Eine intensivere Auseinandersetzung mit den Interessen und den verfügbaren bzw. angestrebten ökonomischen Ressourcen der Akteure im Prozess der Institutionalisierung des Horts hätte an dieser und anderer Stelle möglicherweise mehr Klarheit in die Dynamik zwischen den historischen Akteuren gebracht. Dazu wäre allerdings eine Ausweitung des Forschungsfokus auf das Zirkulieren von Ressourcen, Wissen, Praktiken und Akteuren nötig gewesen, wie es in den zitierten Protokollen der Hortkommission hin und wieder anklingt. Der gewählte Zugang legt dagegen den Schwerpunkt auf die Entwicklung der Institution um Leitwerte und Normen herum, weshalb die Interessen und Strategien der einzelnen Akteure häufig konturlos bleiben.

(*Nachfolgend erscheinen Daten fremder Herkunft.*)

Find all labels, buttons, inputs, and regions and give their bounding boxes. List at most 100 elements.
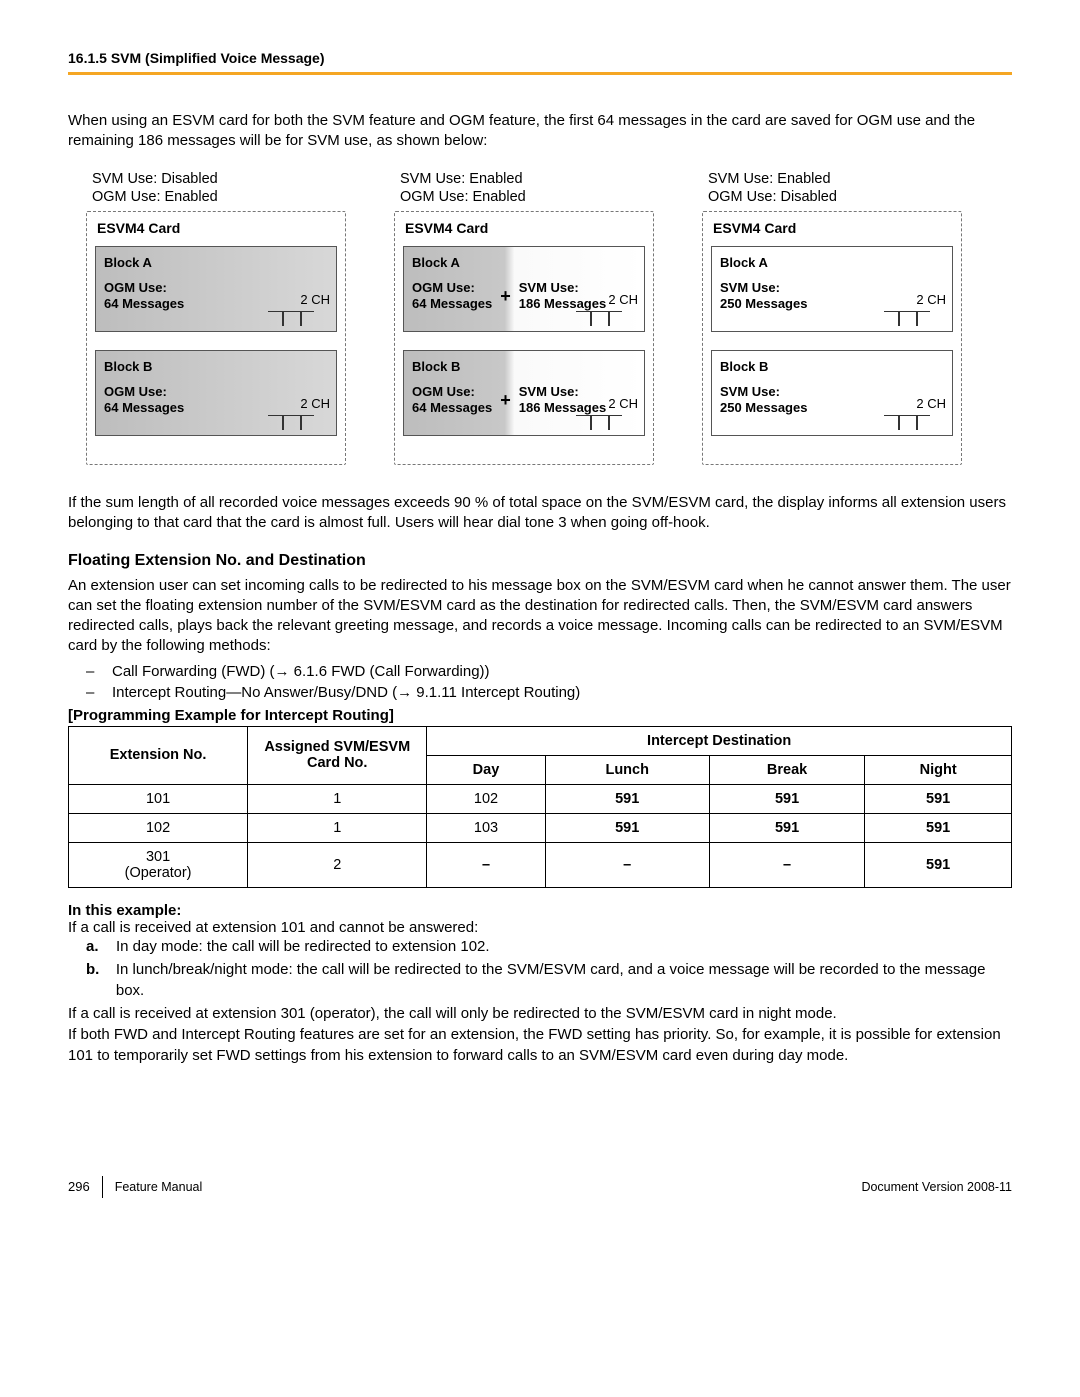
bullet-1: Call Forwarding (FWD) (→ 6.1.6 FWD (Call… [112,661,490,682]
diag1-blockB: Block B OGM Use: 64 Messages 2 CH [95,350,337,436]
ports-icon [268,415,314,431]
alpha-b: In lunch/break/night mode: the call will… [116,959,1012,1001]
footer: 296 Feature Manual Document Version 2008… [68,1176,1012,1198]
block-text: SVM Use: [720,384,807,400]
th-lunch: Lunch [545,755,709,784]
block-text: 64 Messages [412,296,492,312]
cell: 103 [427,813,545,842]
table-row: 102 1 103 591 591 591 [69,813,1012,842]
channel-label: 2 CH [608,292,638,307]
bullet-list: –Call Forwarding (FWD) (→ 6.1.6 FWD (Cal… [68,661,1012,703]
diag2-line1: SVM Use: Enabled [400,170,654,189]
intro-paragraph: When using an ESVM card for both the SVM… [68,111,1012,152]
diag2-blockA: Block A OGM Use: 64 Messages + SVM Use: … [403,246,645,332]
manual-name: Feature Manual [115,1180,203,1194]
cell: 2 [248,842,427,887]
cell: 301 (Operator) [69,842,248,887]
diag3-card-title: ESVM4 Card [711,220,953,236]
diag2-card-title: ESVM4 Card [403,220,645,236]
example-after2: If both FWD and Intercept Routing featur… [68,1024,1012,1066]
channel-label: 2 CH [916,292,946,307]
block-text: OGM Use: [412,280,492,296]
diag3-blockA: Block A SVM Use: 250 Messages 2 CH [711,246,953,332]
cell: – [709,842,865,887]
th-day: Day [427,755,545,784]
diag1-blockA: Block A OGM Use: 64 Messages 2 CH [95,246,337,332]
block-name: Block A [720,255,944,270]
cell: – [427,842,545,887]
floating-body: An extension user can set incoming calls… [68,576,1012,657]
block-text: OGM Use: [412,384,492,400]
example-lead: If a call is received at extension 101 a… [68,919,1012,936]
block-text: 64 Messages [104,400,184,416]
channel-label: 2 CH [300,292,330,307]
cell: 591 [865,784,1012,813]
block-text: SVM Use: [720,280,807,296]
cell: 591 [709,813,865,842]
th-assigned: Assigned SVM/ESVM Card No. [248,726,427,784]
cell: 102 [69,813,248,842]
doc-version: Document Version 2008-11 [861,1180,1012,1194]
diagram-card-3: SVM Use: Enabled OGM Use: Disabled ESVM4… [702,170,962,466]
block-text: 250 Messages [720,296,807,312]
floating-title: Floating Extension No. and Destination [68,552,1012,570]
th-ext: Extension No. [69,726,248,784]
diag3-line2: OGM Use: Disabled [708,188,962,207]
table-title: [Programming Example for Intercept Routi… [68,707,1012,724]
channel-label: 2 CH [300,396,330,411]
ports-icon [268,311,314,327]
th-break: Break [709,755,865,784]
diag1-line2: OGM Use: Enabled [92,188,346,207]
block-text: SVM Use: [519,384,606,400]
plus-icon: + [498,286,513,307]
cell: 591 [545,784,709,813]
diag2-blockB: Block B OGM Use: 64 Messages + SVM Use: … [403,350,645,436]
cell: 101 [69,784,248,813]
channel-label: 2 CH [608,396,638,411]
plus-icon: + [498,390,513,411]
diag1-card-title: ESVM4 Card [95,220,337,236]
paragraph-sum: If the sum length of all recorded voice … [68,493,1012,534]
cell: 591 [709,784,865,813]
channel-label: 2 CH [916,396,946,411]
page-number: 296 [68,1179,90,1194]
section-header: 16.1.5 SVM (Simplified Voice Message) [68,50,1012,66]
block-text: 64 Messages [412,400,492,416]
block-name: Block B [104,359,328,374]
ports-icon [576,415,622,431]
ports-icon [576,311,622,327]
diag3-blockB: Block B SVM Use: 250 Messages 2 CH [711,350,953,436]
diag1-line1: SVM Use: Disabled [92,170,346,189]
cell: 1 [248,813,427,842]
footer-divider [102,1176,103,1198]
cell: 591 [545,813,709,842]
block-name: Block A [104,255,328,270]
cell: 591 [865,813,1012,842]
alpha-list: a.In day mode: the call will be redirect… [68,936,1012,1001]
th-night: Night [865,755,1012,784]
example-after1: If a call is received at extension 301 (… [68,1003,1012,1024]
diagram-card-2: SVM Use: Enabled OGM Use: Enabled ESVM4 … [394,170,654,466]
block-name: Block A [412,255,636,270]
cell: 1 [248,784,427,813]
ports-icon [884,415,930,431]
block-text: OGM Use: [104,280,184,296]
diag3-line1: SVM Use: Enabled [708,170,962,189]
example-title: In this example: [68,902,1012,919]
cell: – [545,842,709,887]
ports-icon [884,311,930,327]
header-rule [68,72,1012,75]
cell: 102 [427,784,545,813]
diagram-card-1: SVM Use: Disabled OGM Use: Enabled ESVM4… [86,170,346,466]
block-text: OGM Use: [104,384,184,400]
block-text: SVM Use: [519,280,606,296]
block-text: 64 Messages [104,296,184,312]
block-name: Block B [412,359,636,374]
cell: 591 [865,842,1012,887]
routing-table: Extension No. Assigned SVM/ESVM Card No.… [68,726,1012,888]
th-dest: Intercept Destination [427,726,1012,755]
diag2-line2: OGM Use: Enabled [400,188,654,207]
table-row: 301 (Operator) 2 – – – 591 [69,842,1012,887]
bullet-2: Intercept Routing—No Answer/Busy/DND (→ … [112,682,580,703]
block-name: Block B [720,359,944,374]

Mit dem gewählten Vorgehen kann Staub allerdings schlüssig nachzeichnen, wie aus dem Hort eine Institution der Betreuung und Erziehung wurde, die nicht an den Bildungsauftrag der Schule anknüpfte und Betreuungsarbeit für erwerbstätige Eltern nach der Schule leistete. Staubs Arbeit bildet einen wichtigen Baustein für die Historisierung der Sozialpädagogik und des Hortwesens und verleiht der Ganztagsschule in ihrer spezifisch deutschsprachigen Ausprägung eine historische Tiefe, welche unter anderem erklärt, warum es in der Schweiz, in Österreich und Deutschland bis heute schwerfällt, echte Ganztagsschulen zu etablieren. Staubs Arbeit regt ebenfalls dazu an, weitere historische Forschungen in diesem Feld zu verfolgen, welches auch für das Schulwesen maßgeblich ist, gerade weil der Hort und die Sorgearbeit so deutlich aus seinem Zuständigkeitsbereich ausgeschlossen werden.

Anmerkungen:
1 Regine Gildemeister / Katja Hericks, Geschlechtersoziologie. Theoretische Zugänge zu einer vertrackten Kategorie des Sozialen, München 2012 und Céline Angehrn, Arbeit am Beruf. Feminismus und Berufsberatung im 20. Jahrhundert, Basel 2019.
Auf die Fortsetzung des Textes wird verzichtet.